Way back when Julie’s book was still in her computer, agentless, she wrote a fun post about comps.
She said, “You don’t want to send the agent into hysterical laughter, or worse, tempt him or her to use a trigger finger to delete the query before even reading the rest of it because you came across as arrogant in the comps you chose and how you worded the comparisons. At the same time, you don’t want to use such obscure comps the agent has to look them up on Amazon.”
So yes, it’s a thorny dilemma. The goal is to find titles or authors that might share the same readers, the same shelf in the bookstore. I agree with several commenters on Julie's post; I normally don’t include comp titles in the query unless the agent specifically asks. And it’s always best to use language such as: My story will also appeal to fans of (insert author here) or my story touches on similar themes to those in (insert title here).
The comps I've used when querying for THE LOST LEGACY OF GABRIEL TUCCI are pretty diverse. In some ways my story shares similarities to Alex George’s A Good American with its fish-out-of-water immigrants and ancestral secrets, or novels by Kate Morton and Rebecca Stott with dual timelines and a focus on links to the past. Perhaps even Jennifer Donnelly's novels for themes of betrayal, murder and the seedy side of historic London.
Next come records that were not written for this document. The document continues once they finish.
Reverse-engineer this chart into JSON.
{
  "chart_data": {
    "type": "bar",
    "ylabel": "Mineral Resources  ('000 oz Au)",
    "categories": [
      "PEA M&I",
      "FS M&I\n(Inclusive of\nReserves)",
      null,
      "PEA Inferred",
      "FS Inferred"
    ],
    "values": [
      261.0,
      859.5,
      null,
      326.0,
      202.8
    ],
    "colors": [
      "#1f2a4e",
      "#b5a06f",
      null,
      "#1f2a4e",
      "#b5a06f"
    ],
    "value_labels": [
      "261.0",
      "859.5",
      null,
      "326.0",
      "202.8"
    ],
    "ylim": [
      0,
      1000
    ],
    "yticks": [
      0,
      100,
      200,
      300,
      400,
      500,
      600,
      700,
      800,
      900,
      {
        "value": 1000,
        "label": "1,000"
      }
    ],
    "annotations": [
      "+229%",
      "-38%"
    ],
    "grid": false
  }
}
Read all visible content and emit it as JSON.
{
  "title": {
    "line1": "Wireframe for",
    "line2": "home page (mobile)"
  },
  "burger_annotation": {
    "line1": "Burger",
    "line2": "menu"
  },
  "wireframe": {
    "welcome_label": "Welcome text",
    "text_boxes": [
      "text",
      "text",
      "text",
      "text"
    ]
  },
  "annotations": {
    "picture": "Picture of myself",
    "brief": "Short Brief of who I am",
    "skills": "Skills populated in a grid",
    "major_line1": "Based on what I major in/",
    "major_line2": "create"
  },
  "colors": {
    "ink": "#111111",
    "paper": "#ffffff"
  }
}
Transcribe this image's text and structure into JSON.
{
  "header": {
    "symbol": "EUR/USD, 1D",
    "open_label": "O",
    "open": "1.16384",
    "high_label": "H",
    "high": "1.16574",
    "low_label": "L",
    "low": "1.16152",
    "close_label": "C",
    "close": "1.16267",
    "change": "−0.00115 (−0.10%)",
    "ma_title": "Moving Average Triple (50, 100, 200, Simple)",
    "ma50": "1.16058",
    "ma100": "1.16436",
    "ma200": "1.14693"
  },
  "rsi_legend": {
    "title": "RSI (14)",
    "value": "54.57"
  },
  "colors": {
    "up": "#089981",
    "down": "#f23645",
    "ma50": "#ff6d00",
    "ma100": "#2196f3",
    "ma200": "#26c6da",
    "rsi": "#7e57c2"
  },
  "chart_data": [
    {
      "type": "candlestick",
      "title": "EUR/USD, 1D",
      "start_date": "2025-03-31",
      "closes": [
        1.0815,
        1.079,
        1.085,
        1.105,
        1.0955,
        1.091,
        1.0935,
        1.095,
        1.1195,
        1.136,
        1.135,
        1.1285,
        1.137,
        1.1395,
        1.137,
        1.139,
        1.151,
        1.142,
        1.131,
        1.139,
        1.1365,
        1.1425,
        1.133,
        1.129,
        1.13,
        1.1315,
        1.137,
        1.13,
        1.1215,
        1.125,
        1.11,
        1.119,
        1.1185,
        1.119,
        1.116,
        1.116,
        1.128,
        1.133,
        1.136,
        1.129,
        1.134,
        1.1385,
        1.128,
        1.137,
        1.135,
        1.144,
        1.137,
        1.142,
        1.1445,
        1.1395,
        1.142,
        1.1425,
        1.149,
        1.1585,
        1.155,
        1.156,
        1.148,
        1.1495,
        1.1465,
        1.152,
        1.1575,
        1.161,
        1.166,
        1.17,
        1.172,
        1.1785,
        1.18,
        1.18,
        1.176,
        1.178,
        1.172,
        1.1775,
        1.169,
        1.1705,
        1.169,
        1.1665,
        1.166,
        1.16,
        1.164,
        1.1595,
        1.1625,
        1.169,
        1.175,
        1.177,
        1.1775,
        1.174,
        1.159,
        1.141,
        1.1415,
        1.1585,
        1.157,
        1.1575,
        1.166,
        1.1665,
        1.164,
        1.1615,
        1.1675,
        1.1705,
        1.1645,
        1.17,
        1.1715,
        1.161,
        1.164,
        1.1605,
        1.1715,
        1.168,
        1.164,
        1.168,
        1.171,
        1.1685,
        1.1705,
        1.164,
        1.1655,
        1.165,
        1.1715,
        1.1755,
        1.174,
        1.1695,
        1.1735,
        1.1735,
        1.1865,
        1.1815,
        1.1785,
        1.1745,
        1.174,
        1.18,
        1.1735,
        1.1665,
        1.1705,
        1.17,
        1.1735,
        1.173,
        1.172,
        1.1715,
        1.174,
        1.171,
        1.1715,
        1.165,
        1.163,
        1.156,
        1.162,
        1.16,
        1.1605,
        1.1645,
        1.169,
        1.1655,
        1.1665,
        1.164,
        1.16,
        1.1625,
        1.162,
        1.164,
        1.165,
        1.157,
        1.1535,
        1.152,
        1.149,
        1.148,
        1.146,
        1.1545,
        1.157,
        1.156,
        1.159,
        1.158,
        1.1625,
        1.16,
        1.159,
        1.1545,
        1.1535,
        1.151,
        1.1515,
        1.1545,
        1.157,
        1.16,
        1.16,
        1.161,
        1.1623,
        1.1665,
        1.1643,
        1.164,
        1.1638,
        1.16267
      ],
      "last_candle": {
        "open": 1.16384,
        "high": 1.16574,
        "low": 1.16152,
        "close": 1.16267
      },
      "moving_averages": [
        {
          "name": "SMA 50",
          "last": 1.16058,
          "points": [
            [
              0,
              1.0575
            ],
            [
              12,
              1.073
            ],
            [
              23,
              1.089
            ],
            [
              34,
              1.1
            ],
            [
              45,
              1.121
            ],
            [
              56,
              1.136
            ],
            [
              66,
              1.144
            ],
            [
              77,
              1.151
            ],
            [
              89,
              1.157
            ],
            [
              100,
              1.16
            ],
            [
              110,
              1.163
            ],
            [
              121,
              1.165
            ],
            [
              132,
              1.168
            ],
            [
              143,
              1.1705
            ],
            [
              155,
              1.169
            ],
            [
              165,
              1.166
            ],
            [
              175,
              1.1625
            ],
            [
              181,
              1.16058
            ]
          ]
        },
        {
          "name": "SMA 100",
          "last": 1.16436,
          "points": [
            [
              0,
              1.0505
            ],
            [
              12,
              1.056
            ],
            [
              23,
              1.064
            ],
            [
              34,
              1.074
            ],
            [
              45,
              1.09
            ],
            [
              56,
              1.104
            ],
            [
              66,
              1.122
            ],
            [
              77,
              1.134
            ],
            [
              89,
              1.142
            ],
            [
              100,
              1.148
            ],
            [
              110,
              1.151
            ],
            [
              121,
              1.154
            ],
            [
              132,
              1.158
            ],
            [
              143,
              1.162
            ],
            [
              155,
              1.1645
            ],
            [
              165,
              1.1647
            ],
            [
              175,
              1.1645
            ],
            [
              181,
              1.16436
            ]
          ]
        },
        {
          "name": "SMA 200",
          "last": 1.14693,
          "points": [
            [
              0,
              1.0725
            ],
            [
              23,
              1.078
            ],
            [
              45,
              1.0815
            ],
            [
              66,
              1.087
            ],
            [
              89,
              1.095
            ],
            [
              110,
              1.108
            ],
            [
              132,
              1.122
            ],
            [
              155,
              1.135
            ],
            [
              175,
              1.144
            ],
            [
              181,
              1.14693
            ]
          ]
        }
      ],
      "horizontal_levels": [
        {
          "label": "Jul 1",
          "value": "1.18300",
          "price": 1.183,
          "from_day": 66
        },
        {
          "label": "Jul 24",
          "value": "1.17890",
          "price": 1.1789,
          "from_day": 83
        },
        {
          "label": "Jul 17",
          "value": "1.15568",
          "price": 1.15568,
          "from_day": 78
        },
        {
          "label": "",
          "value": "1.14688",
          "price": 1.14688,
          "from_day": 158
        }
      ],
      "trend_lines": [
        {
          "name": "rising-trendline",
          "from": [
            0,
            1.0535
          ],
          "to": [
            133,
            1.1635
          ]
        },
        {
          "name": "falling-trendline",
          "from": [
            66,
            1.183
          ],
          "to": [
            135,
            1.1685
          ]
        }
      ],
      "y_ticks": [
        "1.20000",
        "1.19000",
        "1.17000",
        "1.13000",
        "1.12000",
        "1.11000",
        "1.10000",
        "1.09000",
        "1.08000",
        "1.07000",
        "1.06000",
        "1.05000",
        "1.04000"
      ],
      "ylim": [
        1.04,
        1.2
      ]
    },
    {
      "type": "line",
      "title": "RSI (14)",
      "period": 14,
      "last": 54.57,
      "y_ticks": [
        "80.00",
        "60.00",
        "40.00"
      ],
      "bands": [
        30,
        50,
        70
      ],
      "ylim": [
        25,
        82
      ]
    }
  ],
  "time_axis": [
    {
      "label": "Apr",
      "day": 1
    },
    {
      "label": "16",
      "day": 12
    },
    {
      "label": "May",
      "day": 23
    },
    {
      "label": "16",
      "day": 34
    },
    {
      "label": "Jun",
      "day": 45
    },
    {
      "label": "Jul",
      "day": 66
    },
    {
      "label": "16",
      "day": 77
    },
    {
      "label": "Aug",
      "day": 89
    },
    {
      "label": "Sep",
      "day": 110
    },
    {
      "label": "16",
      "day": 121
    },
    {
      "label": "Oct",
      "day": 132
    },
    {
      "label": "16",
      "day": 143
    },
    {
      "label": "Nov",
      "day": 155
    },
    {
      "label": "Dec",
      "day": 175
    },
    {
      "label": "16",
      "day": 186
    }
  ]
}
For books with an Italian connection, I actually got a bit of help here. One suggestion came from Julie (thanks for the tip on Pamela Schoenewaldt!), and another, from an agent who passed on an earlier version (i.e. not ready!). “I think the historical Trastevere will find an audience and is very marketable. Have you read anything by Chris Castellani? I think he might be a good comp.”
I loved these books (reviewed them here!) and would be thrilled if mine shared the same shelf. If all goes well, some other writer might use my book as a comp one day.